Concernant l’acharnement contre Mme Şebnem Korur Fincancı, M. Özsoy a déclaré qu’en tant que médecin légiste, elle est une experte et un médecin qui adhère pleinement à son éthique professionnelle. M. Özsoy a noté qu’une chasse aux sorcières a été lancée contre Mme Fincancı simplement parce qu’elle a précisé que l’incident devait faire l’objet d’une enquête : « Juste parce qu’elle a commenté  les images d’un point de vue professionnel et a dit que l’affaire devait faire l’objet d’une enquête, tout le monde, à commencer par le président Erdoğan, l’a attaqué. »

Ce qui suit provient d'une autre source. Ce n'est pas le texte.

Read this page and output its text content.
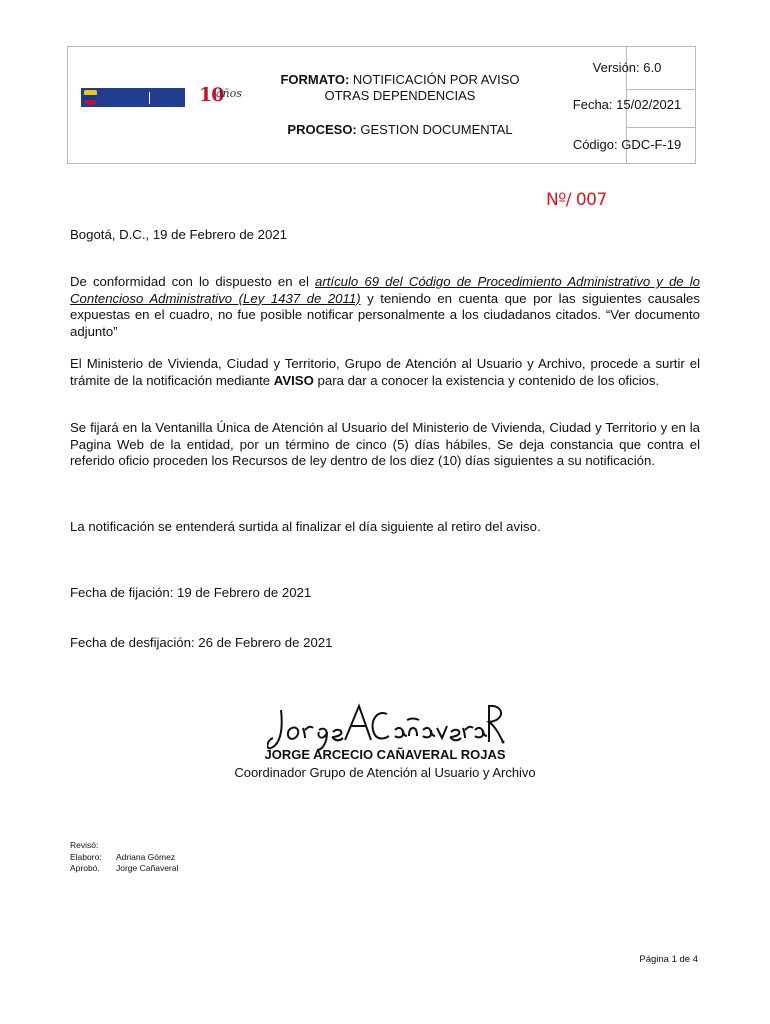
10
años
FORMATO: NOTIFICACIÓN POR AVISO
OTRAS DEPENDENCIAS
PROCESO: GESTION DOCUMENTAL
Versión: 6.0
Fecha: 15/02/2021
Código: GDC-F-19
Nº/ 007
Bogotá, D.C., 19 de Febrero de 2021
De conformidad con lo dispuesto en el artículo 69 del Código de Procedimiento Administrativo y de lo Contencioso Administrativo (Ley 1437 de 2011) y teniendo en cuenta que por las siguientes causales expuestas en el cuadro, no fue posible notificar personalmente a los ciudadanos citados. “Ver documento adjunto”
El Ministerio de Vivienda, Ciudad y Territorio, Grupo de Atención al Usuario y Archivo, procede a surtir el trámite de la notificación mediante AVISO para dar a conocer la existencia y contenido de los oficios.
Se fijará en la Ventanilla Única de Atención al Usuario del Ministerio de Vivienda, Ciudad y Territorio y en la Pagina Web de la entidad, por un término de cinco (5) días hábiles. Se deja constancia que contra el referido oficio proceden los Recursos de ley dentro de los diez (10) días siguientes a su notificación.
La notificación se entenderá surtida al finalizar el día siguiente al retiro del aviso.
Fecha de fijación: 19 de Febrero de 2021
Fecha de desfijación: 26 de Febrero de 2021
JORGE ARCECIO CAÑAVERAL ROJAS
Coordinador Grupo de Atención al Usuario y Archivo
Revisó:
Elaboro: Adriana Gómez
Aprobó. Jorge Cañaveral
Página 1 de 4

L’OPPOSITION MONTRE SON COMPORTEMENT CLASSIQUE DE STATU QUO

Hişyar Özsoy a expliqué que l’opposition, qui aurait dû se prononcer dans de tels moments, a affiché son attitude classique habituelle de statu quo étatiste, alors qu’elle aurait dû dénoncer ces graves accusations. Faisant référence au massacre de Dersim en 1937/1938, M. Özsoy a indiqué  : « Une approche telle qu’’une telle chose ne peut exister et n’a donc pas eu lieu’ n’est pas correcte. Dans l’histoire de la Turquie, des personnes ont déjà été tuées au gaz dans des grottes à Dersim. C’est ce que disent les archives officielles de l’État. Mais alors que c’est le cas, des voix autres que celle du député CHP Sezgin Tanrıkulu, qui a soumis une question parlementaire sur le sujet, peuvent avancer l’argument qu’une telle chose ne peut pas se produire. Par conséquent, comme Şebnem Korur Fincancı l’a dit, une délégation internationale indépendante, même une délégation internationale indépendante avec des experts de la Turquie, doit se rendre sur place et enquêter sur place. »

QUICONQUE VEUT LA PAIX DOIT RÉSOUDRE LA QUESTION KURDE

M. Özsoy a rappelé que dans le passé, lorsque l’Etat a perdu la volonté de résoudre la question kurde, il a eu recours à toutes sortes de méthodes violentes. La déclaration du ministre de la défense Akar « Dans notre culture, il n’y a pas de torture ou de punition » n’est pas convaincante, a déclaré le député HDP : « Des villages kurdes n’ont-ils pas été brûlés ? Les gens n’ont-ils pas été tués dans les rues ? Même les cadavres étaient torturés, sans parler des vivants. Il existe de nombreuses archives à ce sujet dans les années 1990. Maintenant Hulusi Akar prend la parole et dit que ceci et cela ne peut pas arriver. Mais ce peuple a une mémoire. Va-t-il se fier aux récits officiels ou à sa propre mémoire ? Nous avons vu de nos propres yeux comment des gens ont été torturés au milieu de leur village. Il est évident que lorsque l’État perd la volonté de résoudre la question kurde, il recourt à toutes sortes de violences. Lorsque vous bloquez la voie à la politique, vous ouvrez la voie aux moyens de la violence. C’est aussi simple que 2+2= 4. C’est pourquoi nous n’avons aucune attente, ni aucun espoir de ce gouvernement. Si vous voulez vraiment la paix et la tranquillité en Turquie, vous devez résoudre la question kurde. Le conflit dure déjà depuis 100 ans, et s’il continue ainsi, il durera encore 100 ans. Le peuple sera le perdant. Et ceux qui sont au pouvoir trouveront un moyen de rester au pouvoir en utilisant de telles questions. »

En conclusion, M. Hişyar Özsoy a souligné que le HDP continuera à poursuivre la question et a lancé un certain nombre d’initiatives pour s’assurer que l’utilisation des armes chimiques fasse l’objet d’une enquête.